Dykes have been strengthened and new ones built but this is expensive and often unsuccessful because the dykes are now exposed to the full force of the waves, resulting in scouring and collapse. The construction of dykes has also limited the extent and duration of the annual flood, resulting in sedimentation of the canals (requiring extensive dredging) and reduced natural fertilization of the rice fields (requiring heavy use of chemicals). For a copy of the Mekong Delta situation analysis, click here.

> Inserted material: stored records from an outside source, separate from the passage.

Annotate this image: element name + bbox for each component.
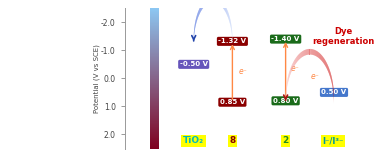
Polygon shape [221, 0, 222, 6]
Polygon shape [304, 50, 305, 56]
Polygon shape [294, 60, 295, 66]
Polygon shape [215, 0, 216, 2]
Polygon shape [222, 1, 223, 8]
Polygon shape [328, 67, 329, 74]
Polygon shape [301, 52, 302, 58]
Polygon shape [319, 53, 320, 59]
Polygon shape [313, 50, 314, 55]
Polygon shape [205, 0, 206, 6]
Polygon shape [324, 59, 325, 65]
Text: 0.50 V: 0.50 V [321, 89, 347, 95]
Polygon shape [303, 50, 304, 56]
Text: -1.40 V: -1.40 V [271, 36, 300, 42]
Polygon shape [318, 52, 319, 58]
Text: 0.85 V: 0.85 V [220, 99, 245, 105]
Polygon shape [309, 49, 310, 55]
Polygon shape [327, 64, 328, 71]
Polygon shape [290, 68, 291, 75]
Polygon shape [220, 0, 221, 6]
Polygon shape [218, 0, 219, 4]
Polygon shape [209, 0, 210, 3]
Polygon shape [308, 49, 309, 55]
Text: e⁻: e⁻ [310, 72, 319, 81]
Polygon shape [210, 0, 211, 2]
Polygon shape [219, 0, 220, 5]
Text: -1.32 V: -1.32 V [218, 38, 246, 44]
Polygon shape [224, 4, 225, 11]
Polygon shape [204, 0, 205, 6]
Polygon shape [297, 55, 298, 62]
Polygon shape [207, 0, 208, 4]
Polygon shape [206, 0, 207, 5]
Polygon shape [320, 53, 321, 60]
Polygon shape [321, 55, 322, 61]
Polygon shape [293, 61, 294, 68]
Text: I⁻/I³⁻: I⁻/I³⁻ [322, 136, 344, 145]
Polygon shape [306, 49, 307, 55]
Polygon shape [325, 60, 326, 67]
Polygon shape [305, 50, 306, 55]
Polygon shape [291, 65, 292, 71]
Polygon shape [307, 49, 308, 55]
Polygon shape [203, 1, 204, 8]
Polygon shape [311, 49, 312, 55]
Polygon shape [223, 3, 224, 9]
Polygon shape [323, 57, 324, 64]
Polygon shape [316, 51, 317, 57]
Polygon shape [200, 6, 201, 13]
Polygon shape [216, 0, 217, 3]
Polygon shape [212, 0, 213, 2]
Polygon shape [300, 52, 301, 59]
Polygon shape [225, 6, 226, 12]
Polygon shape [211, 0, 212, 2]
Polygon shape [201, 4, 202, 11]
Polygon shape [315, 50, 316, 56]
Text: TiO₂: TiO₂ [183, 136, 204, 145]
Text: 0.80 V: 0.80 V [273, 98, 298, 104]
Text: -0.50 V: -0.50 V [180, 61, 208, 67]
Text: e⁻: e⁻ [290, 64, 299, 73]
Polygon shape [302, 51, 303, 57]
Polygon shape [214, 0, 215, 2]
Polygon shape [310, 49, 311, 55]
Text: e⁻: e⁻ [239, 67, 247, 76]
Polygon shape [217, 0, 218, 3]
Text: Dye
regeneration: Dye regeneration [313, 27, 375, 46]
Polygon shape [317, 51, 318, 57]
Polygon shape [314, 50, 315, 56]
Y-axis label: Potential (V vs SCE): Potential (V vs SCE) [93, 44, 99, 113]
Polygon shape [213, 0, 214, 2]
Polygon shape [296, 57, 297, 63]
Text: 2: 2 [282, 136, 289, 145]
Polygon shape [322, 56, 323, 62]
Polygon shape [202, 3, 203, 9]
Polygon shape [292, 63, 293, 70]
Polygon shape [295, 58, 296, 65]
Text: 8: 8 [229, 136, 235, 145]
Polygon shape [299, 53, 300, 60]
Polygon shape [326, 62, 327, 69]
Polygon shape [208, 0, 209, 3]
Polygon shape [312, 49, 313, 55]
Polygon shape [298, 55, 299, 61]
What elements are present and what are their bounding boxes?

The second workshop was organized by the World Resources Institute, a Washington, DC-based environmental policy research center, and Can Tho University. What emerged from the discussion was the strong tendency to prioritize investments in infrastructure. But as the discussion continued there was a move to balance investment in hard infrastructure with increased investment in farmer training, improved agricultural extension, crop diversification and other “softer” interventions. This reaction may reflect the growing realization, at least within academia and NGO communities, that continued investment in roads, canals, and dykes is causing major environmental problems. As one participant put it: “The ability of the Vietnamese government to pour concrete far outstrips its ability to decide whether or not it’s the right thing to do.” For a copy of the workshop summary, click here.
There is also an ingrained fear of floods among some participants. A participant from the Mekong Delta observed that the Vietnamese word for flood (lu) was not used in the delta in the past, reflecting the fact that farmers there see floods as normal and beneficial, whereas in the north they are seen as destructive. (The Red River is more prone to catastrophic flooding than the Mekong.) Fear of flooding has dominated government planning in the delta. Indeed, drought is in some respects good news for government officials because there’s less damage to roads and other infrastructure. There are therefore major divides in understanding and approach between the north and south, between farmers and decision makers, and between ministries.